Saranno presenti l’assessore regionale Loredana Capone, il sindaco Giuseppe Mellone con gli assessori Mino Natalizio e Giulia Puglia, oltre a Maria Piccarreta, soprintendente Archeologia Belle arti e paesaggio delle tre province salentine e Gianluca Tagliamonte, direttore del Dipartimento beni culturali dell’Università del Salento.

Interverranno Serena Strafella, funzionaria archeologa Sabap Brindisi-Taranto-Lecce, Rita Auriemma, direttore scientifico del Museo del mare antico, Cristiano Alfonso, dottore di ricerca (sul tema “Il paesaggio come museo e il museo dei paesaggi d’acqua: verso le nuove sfide”, Gabriella Rucco, dell’associazione “The monuments people”, gestore del Museo. Coordina Luigi De Luca, direttore del Polo biblio-museale di Lecce.

Sono previste visite guidate al Museo (anche per i bambini, a cura dell’associazione Il museo archeologico dei ragazzi (Maria Laura Spano), teatro-musica a cura dell’associazione “The monuments people”, degustazioni a cura di Cantine Bonsegna e Schola Sarmenti.

Il Museo del mare antico di Nardò ospita importanti reperti di età romana provenienti da indagini archeologiche effettuate nel mare e lungo la costa neretina.

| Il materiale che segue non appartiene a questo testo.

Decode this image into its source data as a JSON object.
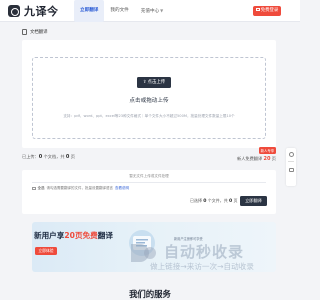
{
  "brand": {
    "name": "九译今"
  },
  "nav": {
    "items": [
      {
        "label": "立即翻译",
        "active": true
      },
      {
        "label": "我的文件",
        "active": false
      },
      {
        "label": "充值中心",
        "active": false,
        "caret": true
      }
    ]
  },
  "header": {
    "login_label": "免费登录"
  },
  "breadcrumb": {
    "label": "文档翻译"
  },
  "upload": {
    "button_label": "点击上传",
    "hint": "点击或拖动上传",
    "support_text": "支持：pdf、word、ppt、excel等23种文件格式｜单个文件大小不超过500M，批量处理文件数量上限10个"
  },
  "summary": {
    "uploaded_label": "已上传：",
    "files_value": "0",
    "files_unit": "个文档，共",
    "pages_value": "0",
    "pages_unit": "页",
    "badge": "新人专享",
    "free_label": "新人免费翻译",
    "free_value": "20",
    "free_unit": "页"
  },
  "file_panel": {
    "title": "暂无文件上传或文件处理",
    "tag": "全选",
    "row_note": "请勾选需要翻译的文件，批量设置翻译语言",
    "row_link": "查看说明",
    "pair_label": "已选择",
    "pair_files": "0",
    "pair_files_unit": "个文件，共",
    "pair_pages": "0",
    "pair_pages_unit": "页",
    "translate_label": "立即翻译"
  },
  "banner": {
    "title_pre": "新用户享",
    "title_highlight": "20页免费",
    "title_post": "翻译",
    "button_label": "立即体验",
    "caption": "新用户注册即可享受"
  },
  "watermark": {
    "big": "自动秒收录",
    "small": "做上链接→来访一次→自动收录"
  },
  "services": {
    "title": "我们的服务"
  },
  "colors": {
    "accent": "#ef4b3c",
    "dark": "#2b3443",
    "nav_active": "#2f5fd6"
  }
}
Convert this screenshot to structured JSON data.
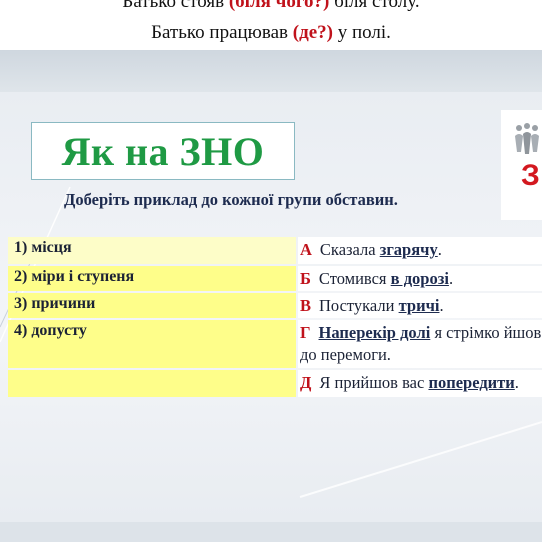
{
  "top": {
    "line1_pre": "Батько стояв ",
    "line1_q": "(біля чого?)",
    "line1_post": " біля столу.",
    "line2_pre": "Батько працював ",
    "line2_q": "(де?)",
    "line2_post": " у полі."
  },
  "title": "Як на ЗНО",
  "logo_text": "З",
  "subtitle": "Доберіть приклад до кожної групи обставин.",
  "left_items": [
    "1) місця",
    "2) міри і ступеня",
    "3) причини",
    "4) допусту",
    ""
  ],
  "options": [
    {
      "letter": "А",
      "pre": "Сказала ",
      "word": "згарячу",
      "post": "."
    },
    {
      "letter": "Б",
      "pre": "Стомився ",
      "word": "в дорозі",
      "post": "."
    },
    {
      "letter": "В",
      "pre": "Постукали ",
      "word": "тричі",
      "post": "."
    },
    {
      "letter": "Г",
      "pre": "",
      "word": "Наперекір долі",
      "post": " я стрімко йшов до перемоги."
    },
    {
      "letter": "Д",
      "pre": "Я прийшов вас ",
      "word": "попередити",
      "post": "."
    }
  ],
  "colors": {
    "title_green": "#1f9a44",
    "accent_red": "#c0121b",
    "cell_yellow": "#fefe8a"
  }
}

Inizialmente concepito per accogliere i resti della nave romana di Santa Caterina, ha poi risposto a un progetto ben più ampio (“Il paesaggio come museo. Archeologia della costa di Nardò) tuttora in corso.

Un focus è dedicato al sito archeologico di Frascone, nella Palude del Capitano. Il Museo anche le anfore del relitto della nave romana di S. Caterina (Punta dell’Aspide), inserite nella ricostruzione della sezione trasversale di una stiva a grandezza naturale. Accanto a questo nucleo principale sono esposti reperti provenienti da altri relitti, per esempio dal carico più antico (IV sec. a.C.) degli Scogli delle Tre Sorelle, sempre di anfore vinarie, così come rinvenimenti subacquei isolati.

È anche previsto uno spazio espositivo per i più piccoli. Da luglio a settembre il museo è visitabile ogni giorno, dalle ore 17 alle 21.